Here the description of the instrument in the "Dictionnaire des sciences médicales, Paris 1818":
"Lenticulaire: petit couteau fixe, immobile sur son some, et dont la lame, tranchante seulement d'un côté, est garnie à son extrémité d'un petit bouton de forme triangulaire. On se sert de ce couteau pour détruire les inégalités qui se rentrétrent quelquefois aux bords osseux formé par l'application d'une couronne de trépan. Le bouton lenticulaire, dans ce cas, sert à protéger les membranes qui recouvrent le cerveau pendant qu'on fait usage du couteau; It is also part of the faciliter l'usage, en se plaçant entre le cerveau et la boîte osseuse qui le recouvre".

 

... a rasp used in ancient neurosurgery.
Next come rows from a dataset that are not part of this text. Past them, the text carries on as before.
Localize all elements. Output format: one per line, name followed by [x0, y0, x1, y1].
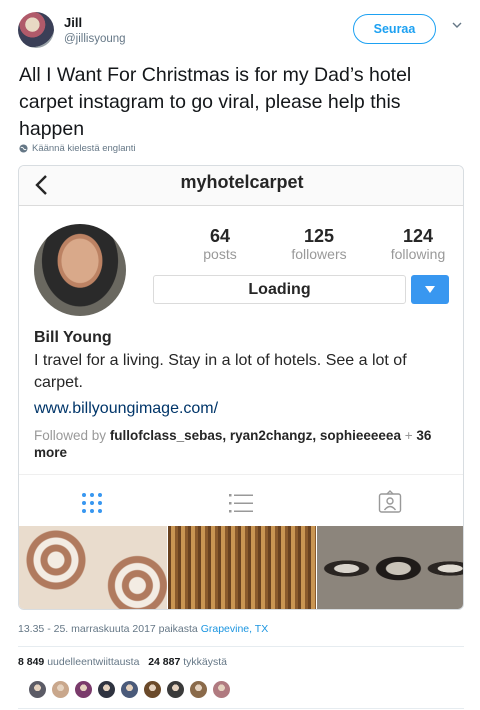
follow-button[interactable]: Seuraa — [353, 14, 436, 44]
translate-label: Käännä kielestä englanti — [32, 143, 136, 154]
carpet-photo — [317, 526, 463, 609]
liker-avatar[interactable] — [143, 680, 162, 699]
instagram-username: myhotelcarpet — [180, 172, 304, 192]
stat-followers: 125 followers — [274, 226, 364, 262]
liker-avatar[interactable] — [51, 680, 70, 699]
dropdown-button — [411, 275, 449, 304]
like-count[interactable]: 24 887 — [148, 656, 180, 668]
followed-suffix: + — [404, 428, 413, 443]
carpet-photo — [19, 526, 167, 609]
tagged-photos-icon — [378, 490, 402, 513]
triangle-down-icon — [425, 286, 435, 293]
author-avatar[interactable] — [18, 12, 54, 48]
liker-avatar[interactable] — [97, 680, 116, 699]
retweet-label[interactable]: uudelleentwiittausta — [47, 656, 139, 668]
stat-value: 64 — [209, 226, 231, 246]
followed-prefix: Followed by — [34, 428, 107, 443]
liker-avatar[interactable] — [166, 680, 185, 699]
like-label[interactable]: tykkäystä — [183, 656, 227, 668]
photo-grid — [19, 526, 463, 609]
tweet-text: All I Want For Christmas is for my Dad’s… — [19, 64, 412, 140]
liker-avatar[interactable] — [74, 680, 93, 699]
author-handle[interactable]: @jillisyoung — [64, 33, 126, 45]
profile-bio: Bill Young I travel for a living. Stay i… — [34, 328, 454, 461]
engagement-counts: 8 849 uudelleentwiittausta 24 887 tykkäy… — [18, 656, 227, 668]
media-image[interactable]: myhotelcarpet 64 posts 125 followers 124… — [18, 165, 464, 610]
stat-label: posts — [203, 246, 237, 262]
liker-avatar[interactable] — [120, 680, 139, 699]
liker-avatars — [28, 680, 235, 700]
stat-label: following — [390, 246, 446, 262]
profile-tabs — [19, 474, 463, 526]
profile-stats: 64 posts 125 followers 124 following — [154, 226, 452, 266]
tweet-timestamp: 13.35 - 25. marraskuuta 2017 paikasta Gr… — [18, 623, 268, 635]
stat-value: 125 — [303, 226, 335, 246]
stat-value: 124 — [402, 226, 434, 246]
instagram-top-bar: myhotelcarpet — [19, 166, 463, 206]
profile-photo — [34, 224, 126, 316]
divider — [18, 646, 464, 647]
timestamp-text[interactable]: 13.35 - 25. marraskuuta 2017 paikasta — [18, 623, 198, 635]
bio-text: I travel for a living. Stay in a lot of … — [34, 352, 407, 391]
divider — [18, 708, 464, 709]
chevron-down-icon[interactable] — [452, 20, 462, 30]
bio-name: Bill Young — [34, 329, 112, 346]
globe-icon — [19, 144, 28, 153]
liker-avatar[interactable] — [28, 680, 47, 699]
stat-posts: 64 posts — [175, 226, 265, 262]
carpet-photo — [168, 526, 316, 609]
stat-label: followers — [291, 246, 347, 262]
location-link[interactable]: Grapevine, TX — [201, 623, 269, 635]
loading-button: Loading — [153, 275, 406, 304]
bio-link: www.billyoungimage.com/ — [34, 400, 219, 417]
retweet-count[interactable]: 8 849 — [18, 656, 44, 668]
stat-following: 124 following — [373, 226, 463, 262]
liker-avatar[interactable] — [189, 680, 208, 699]
liker-avatar[interactable] — [212, 680, 231, 699]
translate-link[interactable]: Käännä kielestä englanti — [19, 143, 136, 154]
grid-icon — [82, 493, 102, 513]
followed-users: fullofclass_sebas, ryan2changz, sophieee… — [109, 428, 401, 443]
followed-by: Followed by fullofclass_sebas, ryan2chan… — [34, 427, 454, 461]
author-name[interactable]: Jill — [64, 15, 82, 30]
list-icon — [229, 494, 253, 513]
tweet-header: Jill @jillisyoung Seuraa — [0, 0, 480, 58]
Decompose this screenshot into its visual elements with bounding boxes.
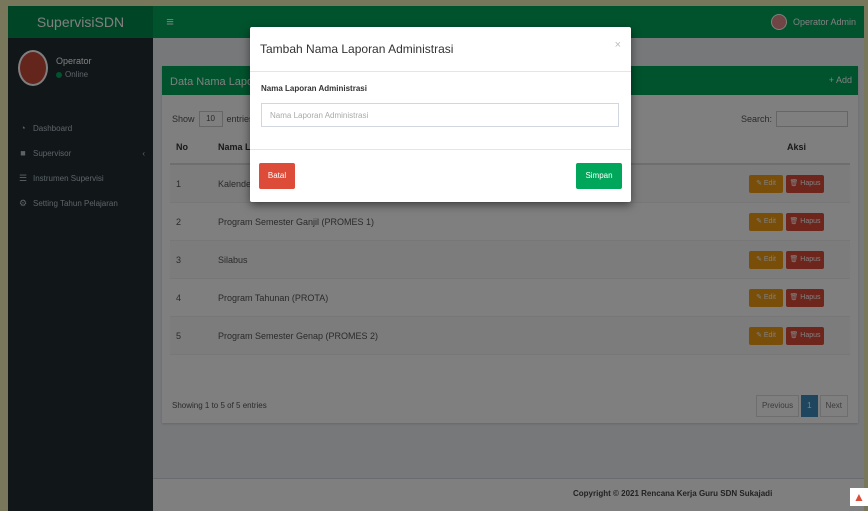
brand-corner-icon: ▲ xyxy=(850,488,868,506)
save-button[interactable]: Simpan xyxy=(576,163,622,189)
modal-footer-divider xyxy=(250,149,631,150)
modal-title: Tambah Nama Laporan Administrasi xyxy=(260,42,454,56)
add-report-modal: Tambah Nama Laporan Administrasi × Nama … xyxy=(250,27,631,202)
close-icon[interactable]: × xyxy=(615,39,621,51)
field-label: Nama Laporan Administrasi xyxy=(261,84,367,93)
modal-header: Tambah Nama Laporan Administrasi × xyxy=(250,27,631,72)
cancel-button[interactable]: Batal xyxy=(259,163,295,189)
report-name-input[interactable] xyxy=(261,103,619,127)
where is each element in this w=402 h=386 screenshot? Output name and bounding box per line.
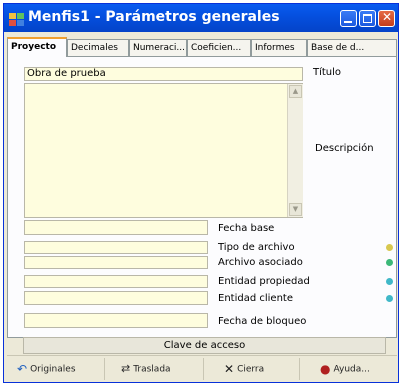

Therefore, you will find similar devices under the name "raspartoire" or "râpe". In France they were later called "rugine". The "lenticular", as the English call it, was round-headed, but also, as in the present case, a pentagonal head, the tip of which was turned towards the surgeon, but whose rounded lower edge was pressed against the meninges, an injury the same while the 4 side edges smoothly rasped the bony edges of the trephination site.

 

The lenticulars were found in trepanning utensils until around 1920, when they gradually disappeared from the company's offer. The "Berlin Waarenhaus" offered around 1910 none more, but the Fa. Esculape, 1910 by P.J. Mountain, Grossstrasse 17.